Judge holds jail threat over administration’s top forest official

 12 October 2007

published by  www.oregonlive.com


USA — A federal judge on Friday warned the Bush administration’s top forestry official he could go to jail for contempt of court in a case challenging the use of fire retardant by the U.S. Forest Service to fight wildfires.

U.S. District Judge Donald W. Molloy in Missoula, Mont., issued the warning in a written order canceling a contempt hearing for Agriculture Undersecretary Mark Rey that had been scheduled for Monday. The judge said he needed time to read 200 pages of material filed at the last minute by the Forest Service.

“If on review I find there is noncompliance, I will reschedule the contempt hearing and Secretary Rey will be required to appear and show cause why he should not be held in contempt — and jailed — until the law and the court’s orders have been complied with,” Molloy wrote.

The judge gave the Forest Service 10 days to produce the environmental analysis the agency did on fire retardant six years ago, to evaluate the “legitimacy” of the analysis.

Rey said the Frost Service was committed to complying with the judge’s orders and he stood ready to appear at any future contempt hearing set by the judge.

“If he wants us to be there we will be there,” Rey said.

In 2005, Molloy ruled that the Forest Service violated the Endangered Species Act and the National Environmental Policy Act when it failed to go through a public process to analyze the potential environmental harm from using ammonium phosphate, a fertilizer that kills fish, as the primary ingredient for retardant dropped on wildfires.

The ruling stemmed from a lawsuit brought by Forest Service Employees for Environmental Ethics after fire retardant dropped in Fall Creek in Central Oregon in 2002 killed 20,000 fish.

Ever since Molloy’s ruling, the Forest Service has been dragging its feet on producing a new environmental review.
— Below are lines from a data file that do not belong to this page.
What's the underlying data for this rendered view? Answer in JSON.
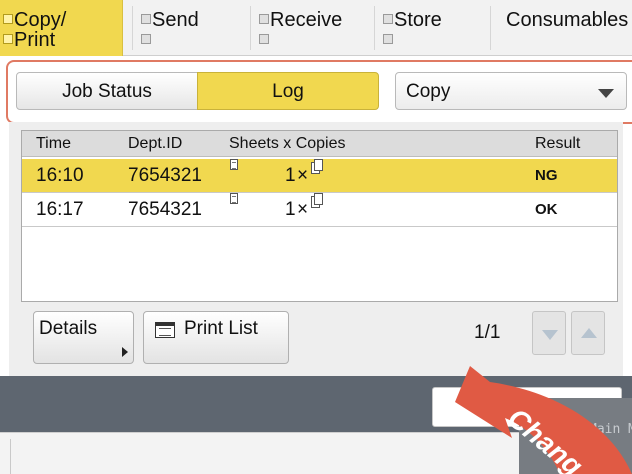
{
  "tabs": [
    {
      "line1": "Copy/",
      "line2": "Print",
      "active": true
    },
    {
      "line1": "Send",
      "line2": "",
      "active": false
    },
    {
      "line1": "Receive",
      "line2": "",
      "active": false
    },
    {
      "line1": "Store",
      "line2": "",
      "active": false
    },
    {
      "line1": "Consumables",
      "line2": "",
      "active": false
    }
  ],
  "toolbar": {
    "job_status_label": "Job Status",
    "log_label": "Log",
    "mode_selected": "Copy"
  },
  "log": {
    "headers": {
      "time": "Time",
      "dept": "Dept.ID",
      "sheets": "Sheets x Copies",
      "result": "Result"
    },
    "rows": [
      {
        "time": "16:10",
        "dept": "7654321",
        "sheets": "1",
        "mult": "×",
        "result": "NG",
        "selected": true
      },
      {
        "time": "16:17",
        "dept": "7654321",
        "sheets": "1",
        "mult": "×",
        "result": "OK",
        "selected": false
      }
    ]
  },
  "buttons": {
    "details_label": "Details",
    "print_list_label": "Print List"
  },
  "pager": {
    "text": "1/1"
  },
  "main_menu": {
    "label": "Main Menu"
  },
  "callout": {
    "text": "Chang",
    "color": "#e05a44"
  },
  "colors": {
    "accent_yellow": "#f1d84f",
    "highlight_frame": "#e07a63",
    "dark_band": "#5e6670"
  },
  "icons": [
    "document-icon",
    "copies-stack-icon",
    "print-list-icon",
    "caret-down-icon",
    "page-up-icon",
    "page-down-icon",
    "submenu-arrow-icon"
  ]
}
Forest Service Employees for Environmental Ethics pressed to have Rey found in contempt, arguing the environmental assessment filed on the deadline Wednesday lacked a formal declaration of no significant impact.

On Thursday, Forest Service Chief Gail Kimbell signed a finding of no significant impact, despite the lack of a review by U.S. Fish and Wildlife Service on the potential harm to endangered species.

A NOAA Fisheries review found that with the Forest Service’s lax attention to fire retardant drops in streams, the program jeopardized the survival of 26 species of salmon and other anadramous species. However, if the Forest Service agrees to test the toxicity of various formulations of fire retardant and pay more attention to when it is dropped in streams, there should be no problem.

Jim Lecky, director of the office of protected resources for NOAA Fisheries, said they had found only a handful of cases where fire retardant drops harmed fish, some of which were serious and others minor.

Though there was no formal acceptance of these recommendations in the Forest Service environmental analysis, Rey said they would be followed.

Andy Stahl, director of Forest Service Employees for Environmental Ethics, said they expected the latest fire retardant program would be declared illegal just as the old one was.

“The real question is whether we can compel the Forest Service to change its 100-year old war on fire,” said Stahl. “That is what this is really all about.”